Richiediamo, nell’attesa che sia presa al vaglio e attuata una soluzione univoca comprensoriale a livello di Lunigiana da parte di tutti gli Amministratori locali volta al completo esonero della Tari per gli anni 2020-2021, la possibilità di un confronto pubblico, tramite un incontro virtuale, nei prossimi giorni, con tutti i sindaci della Lunigiana, il presidente dell’Unione Montana, i parlamentari di riferimento della provincia di Massa-Carrara e i rappresentanti delle Associazioni datoriali del territorio, al fine di declinare in maniera più puntuale le richieste del comparto e argomentare le nostre ormai insostenibili difficoltà.

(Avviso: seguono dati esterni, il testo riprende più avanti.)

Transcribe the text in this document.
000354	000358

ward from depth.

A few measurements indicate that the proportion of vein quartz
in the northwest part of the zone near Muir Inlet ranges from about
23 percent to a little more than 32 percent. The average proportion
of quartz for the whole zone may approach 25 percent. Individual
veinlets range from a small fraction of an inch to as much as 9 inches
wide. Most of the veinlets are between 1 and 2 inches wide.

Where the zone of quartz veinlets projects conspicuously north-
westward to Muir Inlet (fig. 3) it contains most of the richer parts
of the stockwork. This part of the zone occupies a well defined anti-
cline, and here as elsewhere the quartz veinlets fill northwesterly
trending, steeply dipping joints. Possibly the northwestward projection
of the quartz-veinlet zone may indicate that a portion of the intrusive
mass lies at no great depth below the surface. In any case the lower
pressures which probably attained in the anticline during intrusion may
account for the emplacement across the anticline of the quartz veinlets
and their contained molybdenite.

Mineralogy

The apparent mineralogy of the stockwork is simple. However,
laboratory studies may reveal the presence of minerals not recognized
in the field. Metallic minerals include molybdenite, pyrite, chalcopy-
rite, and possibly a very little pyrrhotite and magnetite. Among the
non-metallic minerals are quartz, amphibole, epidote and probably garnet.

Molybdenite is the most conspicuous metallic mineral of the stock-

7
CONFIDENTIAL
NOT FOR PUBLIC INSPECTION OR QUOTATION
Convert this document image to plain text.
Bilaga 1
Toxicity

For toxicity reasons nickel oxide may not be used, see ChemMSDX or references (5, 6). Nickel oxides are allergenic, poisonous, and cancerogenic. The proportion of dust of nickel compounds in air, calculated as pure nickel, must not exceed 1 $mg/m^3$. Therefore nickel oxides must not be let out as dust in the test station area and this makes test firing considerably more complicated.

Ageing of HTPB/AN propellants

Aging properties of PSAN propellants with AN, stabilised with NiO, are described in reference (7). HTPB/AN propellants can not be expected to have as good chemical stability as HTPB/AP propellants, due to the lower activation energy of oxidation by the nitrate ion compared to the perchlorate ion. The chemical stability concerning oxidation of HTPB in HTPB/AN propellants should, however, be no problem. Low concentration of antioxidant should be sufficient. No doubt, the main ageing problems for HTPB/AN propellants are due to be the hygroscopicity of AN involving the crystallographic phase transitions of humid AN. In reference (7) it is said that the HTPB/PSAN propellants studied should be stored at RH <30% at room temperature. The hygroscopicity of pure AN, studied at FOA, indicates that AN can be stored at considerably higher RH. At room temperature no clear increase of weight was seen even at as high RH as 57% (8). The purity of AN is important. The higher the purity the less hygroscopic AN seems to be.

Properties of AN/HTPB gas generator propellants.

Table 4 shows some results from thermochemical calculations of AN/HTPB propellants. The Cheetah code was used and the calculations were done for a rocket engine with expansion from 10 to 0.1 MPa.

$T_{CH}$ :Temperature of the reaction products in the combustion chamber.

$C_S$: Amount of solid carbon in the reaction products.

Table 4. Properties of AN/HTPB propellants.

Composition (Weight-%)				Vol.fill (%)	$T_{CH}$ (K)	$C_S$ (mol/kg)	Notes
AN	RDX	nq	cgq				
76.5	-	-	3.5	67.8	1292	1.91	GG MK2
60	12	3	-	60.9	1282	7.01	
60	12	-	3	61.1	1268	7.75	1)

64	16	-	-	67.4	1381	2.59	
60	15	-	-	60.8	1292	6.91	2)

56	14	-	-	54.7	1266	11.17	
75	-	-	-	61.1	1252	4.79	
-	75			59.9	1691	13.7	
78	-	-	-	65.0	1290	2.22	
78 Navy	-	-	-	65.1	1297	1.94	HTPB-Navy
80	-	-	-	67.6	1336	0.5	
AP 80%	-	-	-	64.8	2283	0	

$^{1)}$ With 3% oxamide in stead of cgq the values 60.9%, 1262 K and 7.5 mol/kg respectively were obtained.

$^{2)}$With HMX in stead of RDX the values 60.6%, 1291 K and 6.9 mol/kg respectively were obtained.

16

In questa occasione gradiremmo affrontare anche altre questioni di criticità, come il tema della connettività – sia in termini di Bul che di copertura del segnale telefonico per cui la Lunigiana sconta un grave gap rispetto al resto della Toscana – e l’inattività del “distretto turistico Lunigiana”, che è stato istituito a livello ministeriale con l’ottica di agevolare fiscalmente le nostre imprese, ma che a oggi risulta dormiente, e più in generale la tematica della promozione turistica (sentieri, eventi, programmazione su medio-lungo periodo ecc.) essenziale per la ripresa.

Siamo fiduciosi che l’Unione Comuni Montana Lunigiana e tutti i sindaci lunigianesi si attiveranno al più presto per sostenere subito le aziende del comparto turistico e fare in modo che tutti gli imprenditori possano continuare a svolgere l’azione di custodia del territorio, preservandone l’occupazione fino a oggi impiegata. Ringraziando anticipatamente per la considerazione, inviamo distinti saluti.

LA RISPOSTA DI FERRI
A stretto giro è arrivata la risposta del deputato di Italia Viva, Cosimo Ferri: «La riduzione della Tari (tariffa rifiuti) deve essere una priorità. È un problema da affrontare soprattutto nei confronti di ristoratori ed anche per i commercianti in genere. I meccanismi di aumento, almeno in Toscana, sono legati a logiche ed errori vecchi che si ripercuotono oggi sulle tariffe (andrebbero rimediate con modifiche alle norme regionali). Intanto occorre con un intervento del legislatore nazionale che incida sull’abbassamento sensibile per il 2021 (in particolare a ristoratori, commercianti e ad altre categorie molto penalizzate). Presenterò al Dl Sostegni un emendamento in questa direzione (sconto 40% per Tari 2021 dovuta dagli esercenti che abbiano dovuto chiudere o limitarsi all’asporto per provvedimenti anti-covid). La diminuzione della pressione fiscale e l’erogazione di seri ristori sono vanno inseriti con determinazione e rapidità e sono i pilastri per il rilancio del sistema produttivo e per la nostra economia».